Nein, nochmal. Wenn du eine DSL-Fritzbox (z.B. eine 7390) an einem Kabelmodem betreibst, MUSS dies über LAN1 gehen. Das kann man bei AVM
nachlesen. Wenn du nicht lesen kannst/willst, hilft auch das Video bei
Youtube. :glück:
Gerne kann ich dir auch nochmal einen Auszug von den drei Weboberflächen schicken, wo ich eine Fritzbox hinter einem Kabelmodem betreibe. Jedoch immer IPv4-only.
Der Test des WAN Ports ist also sinnlos, weil die FB dort DSL Signale erwartet.

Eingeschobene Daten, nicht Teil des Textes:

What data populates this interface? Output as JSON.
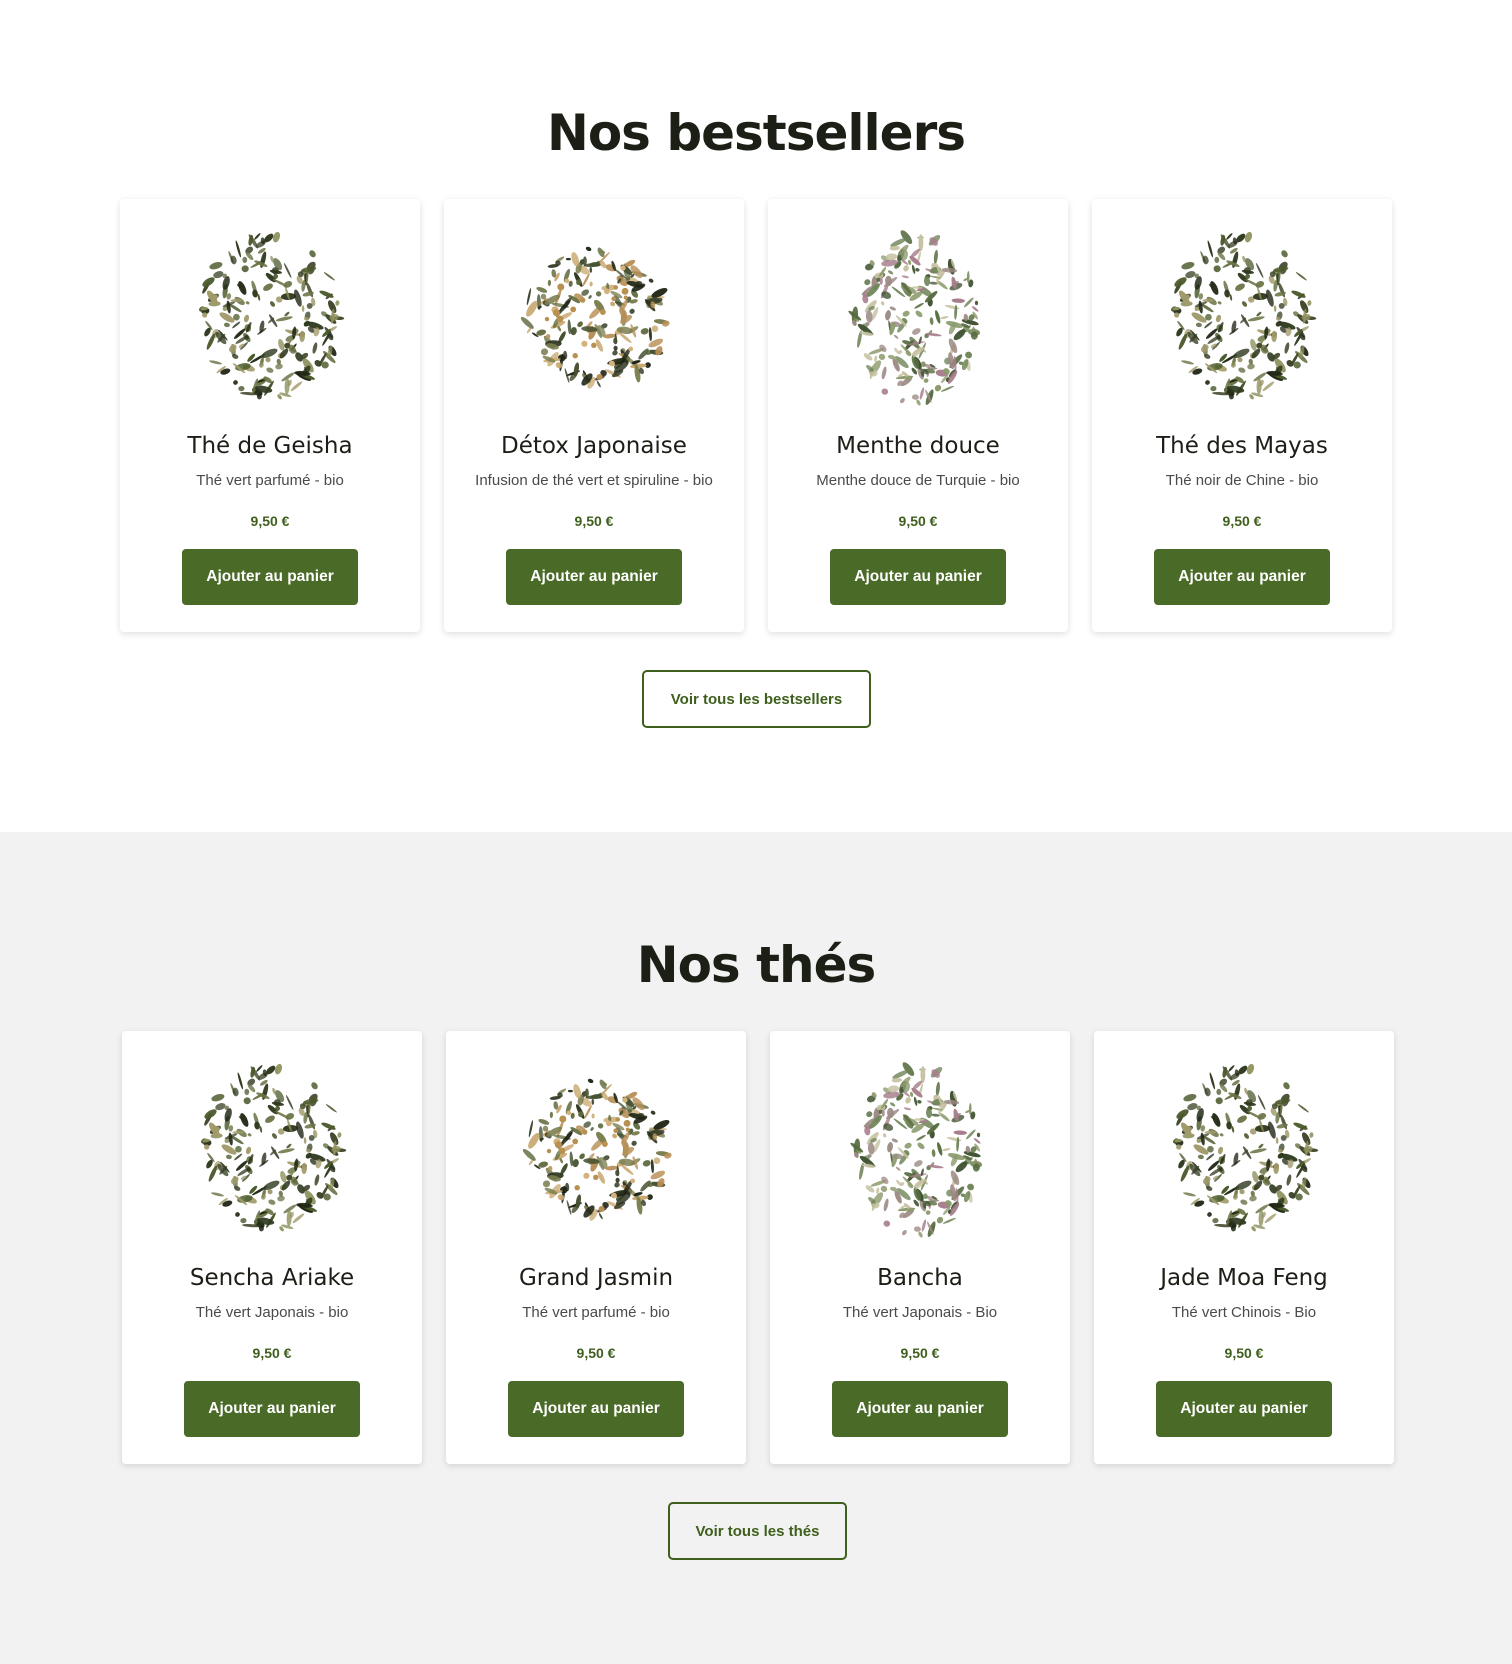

Zum Vergleich und Verständnis: Theoretisch kann man auch eine Kabel-Fritzbox (z.B. 6490) hinter einem Kabelmodem betreiben. Dort muss man auch über LAN1 gehen. Schon wegen dem Anschluss des Coax, würde niemand versuchen das RJ45 Kabel an den WAN Port zu hängen.
Die 10er Adresse sollte ja die interne Adresse von der UM Seite sein. Wenn die weitergereicht wird, ist hier in der Tat was falsch. Ich glaube fast ohne auf das Modeminterface zu kommen, kommt man hier nicht weiter. Vielleicht kann man dem Modem dort ja etwas konfigurieren bzgl. IPv6 only. Auf der anderen Seite ist DSLite ja ausschließlich Routerseitig und wenn das Modem IPv6 durchreicht, was es ja augenscheinlich tut, sollte es ja passen. Der Router muss ja dann nur die IPv6 Paket korrekt ans AFTR tunneln.
Ich würde sagen, dass die Fritzbox in diesem Fall 10er bekommen muss, sonst macht das ja alles keinen Sinn, weil das Modem eben ein Modem ist und kein Router. DIe Fritzbox muss eine IPv6 beziehen und eine IPv4 (in diesem Fall 10er-IP). Über den 10er-IPv4 Tunnel werden dann alle IPv4-Pakete geroutet.
DS(-Lite) funktioniert doch so, dass ein Paket an eine öffentliche IP-v4|6 erstmal an das nächste Gateway (Router) geschickt wird. Der entscheidet auf Grund des Routings wohin es weitergeht. In diesem Fall ist der Gateway die Fritzbox. Diese entscheidet ob sie ein IPv6 oder ein IPv4 Paket hat. IPv6 wird direkt geroutet an den ersten UM-Gateway/Router. Die IPv4-Pakete werden (nach einem NAT) an den Gateway/Router (AFTR) auf der anderen Seite des 10er-Tunnels geschickt und dort entsprechend weiterverarbeitet (NAT). Damit das funktioniert wird der AFTR der Fritzbox noch seine Routing announcen 0.0.0.0/0 (Default Route).
Edit: Zum Vergleich: Bei Full-DS würde doch jeder erwarten, dass die Fritzbox eine vollwerte IPv4 und IPv6 bekommt. DS-Lite heißt ja nur, dass der IPv4-Teil erstmal über ein internes privates Netz geht, um dann vom AFTR ins öffentliche Netz geroutet zu werden (nach NAT).
Die Fritzbox muss also den 10er-Tunnel zum AFTR aufbauen. Wer soll es denn sonst machen?
Würde es das Modem machen, wäre es kein Modem, sondern ein Router. Und eben das wollen wir ja nicht.